指導者同士が上手くやるためには、「共通項」を探すこと

野澤 事前の質問もたくさん来ているので、ぜひお二人にお答えいただければと思います。思考が古いタイプの指導者もいると思います。そういった方の思考を変えていくには、どんな働きかけが有効でしょうか?

中竹 難しい質問ですね。僕もそういった思考の方とたくさん戦ったのですが、戦っちゃダメだと失敗して感じました。古いタイプの指導者は好戦的な方が多くて、「選手は叩けばいいんだよ」みたいな人も中にはいます。でも元々その人も、最初は「選手を勝たせたい、優勝したい、自分自身も成長したい」という「共通項」があったはずです。だから、その共通項に話を持っていけば「お前分かってんじゃん」と意見が一致すると思います。そう言わせるところまで、まずは行く必要がありますね。「あなたの指導は古くてダメです」とダメなところから入ると簡単にやられるし、一生ぶつかりが取れません。僕も最初は結構失敗しました。僕のコーチングは「学びを得る」ことを目的としていますが、大体「それをやって勝てるのか」と質問が来ます。でも勝ち負けの話は別なので、これに付き合ってはダメ。直球が飛んできてもスッとかわして、「さっき肩組んだじゃないですか」と言える関係性に持っていく。お互いの「YES」を合わせるのが重要ですね。

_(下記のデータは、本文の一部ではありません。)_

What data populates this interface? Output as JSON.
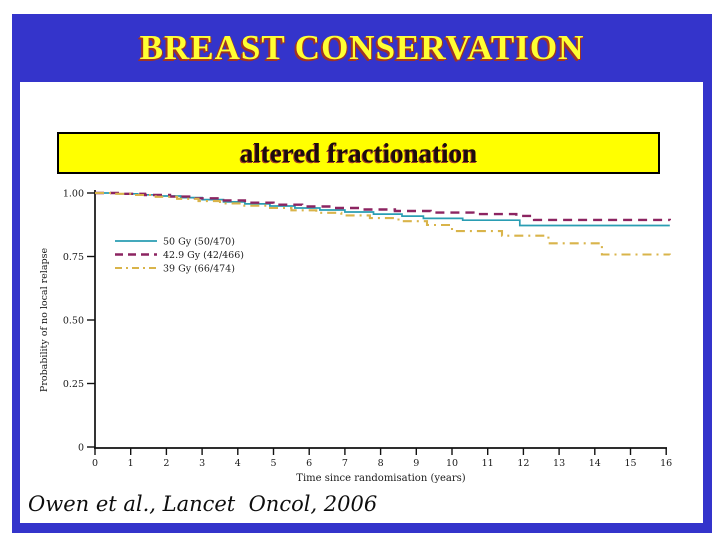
{
  "slide": {
    "title": "BREAST CONSERVATION",
    "subtitle_box_label": "altered fractionation",
    "citation": "Owen et al., Lancet  Oncol, 2006"
  },
  "colors": {
    "frame_blue": "#3434cb",
    "title_yellow": "#ffff33",
    "title_outline_red": "#a03325",
    "subtitle_box_yellow": "#ffff00",
    "series_50gy_teal": "#2a9db3",
    "series_429gy_maroon": "#8c2461",
    "series_39gy_gold": "#d9b44a"
  },
  "chart_data": {
    "type": "line",
    "subtype": "kaplan-meier-step",
    "title": "",
    "xlabel": "Time since randomisation (years)",
    "ylabel": "Probability of no local relapse",
    "xlim": [
      0,
      16
    ],
    "ylim": [
      0,
      1.0
    ],
    "grid": false,
    "legend_position": "upper-left-inside",
    "x_ticks": [
      0,
      1,
      2,
      3,
      4,
      5,
      6,
      7,
      8,
      9,
      10,
      11,
      12,
      13,
      14,
      15,
      16
    ],
    "y_ticks": [
      {
        "label": "1.00",
        "value": 1.0
      },
      {
        "label": "0.75",
        "value": 0.75
      },
      {
        "label": "0.50",
        "value": 0.5
      },
      {
        "label": "0.25",
        "value": 0.25
      },
      {
        "label": "0",
        "value": 0.0
      }
    ],
    "series": [
      {
        "name": "50 Gy (50/470)",
        "color": "#2a9db3",
        "style": "solid",
        "width": 1.7,
        "dash": "",
        "points": [
          [
            0,
            1.0
          ],
          [
            0.6,
            0.997
          ],
          [
            1.2,
            0.993
          ],
          [
            1.8,
            0.988
          ],
          [
            2.4,
            0.982
          ],
          [
            3.0,
            0.974
          ],
          [
            3.6,
            0.965
          ],
          [
            4.2,
            0.957
          ],
          [
            4.9,
            0.949
          ],
          [
            5.6,
            0.941
          ],
          [
            6.3,
            0.933
          ],
          [
            7.0,
            0.925
          ],
          [
            7.8,
            0.917
          ],
          [
            8.6,
            0.909
          ],
          [
            9.2,
            0.9
          ],
          [
            10.3,
            0.893
          ],
          [
            11.9,
            0.872
          ],
          [
            16.1,
            0.872
          ]
        ]
      },
      {
        "name": "42.9 Gy (42/466)",
        "color": "#8c2461",
        "style": "dashed",
        "width": 2.4,
        "dash": "9 6",
        "points": [
          [
            0,
            1.0
          ],
          [
            0.7,
            0.997
          ],
          [
            1.4,
            0.992
          ],
          [
            2.1,
            0.986
          ],
          [
            2.8,
            0.979
          ],
          [
            3.5,
            0.971
          ],
          [
            4.2,
            0.962
          ],
          [
            5.0,
            0.954
          ],
          [
            5.8,
            0.947
          ],
          [
            6.6,
            0.941
          ],
          [
            7.5,
            0.935
          ],
          [
            8.4,
            0.929
          ],
          [
            9.4,
            0.923
          ],
          [
            10.6,
            0.917
          ],
          [
            11.8,
            0.91
          ],
          [
            12.3,
            0.894
          ],
          [
            16.1,
            0.893
          ]
        ]
      },
      {
        "name": "39 Gy (66/474)",
        "color": "#d9b44a",
        "style": "dash-dot",
        "width": 2.1,
        "dash": "9 5 2 5",
        "points": [
          [
            0,
            1.0
          ],
          [
            0.5,
            0.997
          ],
          [
            1.1,
            0.992
          ],
          [
            1.7,
            0.985
          ],
          [
            2.3,
            0.977
          ],
          [
            2.9,
            0.968
          ],
          [
            3.5,
            0.959
          ],
          [
            4.1,
            0.95
          ],
          [
            4.8,
            0.941
          ],
          [
            5.5,
            0.932
          ],
          [
            6.2,
            0.922
          ],
          [
            6.9,
            0.912
          ],
          [
            7.7,
            0.901
          ],
          [
            8.5,
            0.889
          ],
          [
            9.3,
            0.874
          ],
          [
            10.0,
            0.85
          ],
          [
            11.4,
            0.832
          ],
          [
            12.7,
            0.802
          ],
          [
            14.2,
            0.758
          ],
          [
            16.1,
            0.757
          ]
        ]
      }
    ]
  }
}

益子 私は全部受け止めていましたね。テレビに出ると、「こんな怒らない指導で勝てるのか」みたいなメッセージをいただくこともあって。上手くかわすのがいいんですね。

中竹 そうですね。そういう方には議論すれば勝てますが、相手に嫌な思いをさせてしまう。勝負はパイの取り合いだから、勝てない人もいるのがスポーツ。何かをやったら必ず勝てるという理論がそもそもおかしいですよね。その理論で行けば、皆がやったら皆勝てることになってしまいますから。その質問自体がスポーツの構造を理解していないということで、それに気づいた相手はだんだん恥ずかしい思いをします。ただ、そうやって論破した後はお互い気分が悪いんですよね。だから、僕は論理的に詰めるタイプですが、それは止めた方が良いと気づきました。スッとかわして、「さっき肩組んだじゃないですか」と言えるのが理想ですね。

野澤 面白いですね。お金の交渉する時も、どちらが勝った負けたじゃなくて、お互いの幸せが最も大きくなる取引が最も優れた交渉と言われています。「ここまでは僕達同じ意見ですよね」と言って、相手にも気持ち良くなってもらうのは大事ですよね。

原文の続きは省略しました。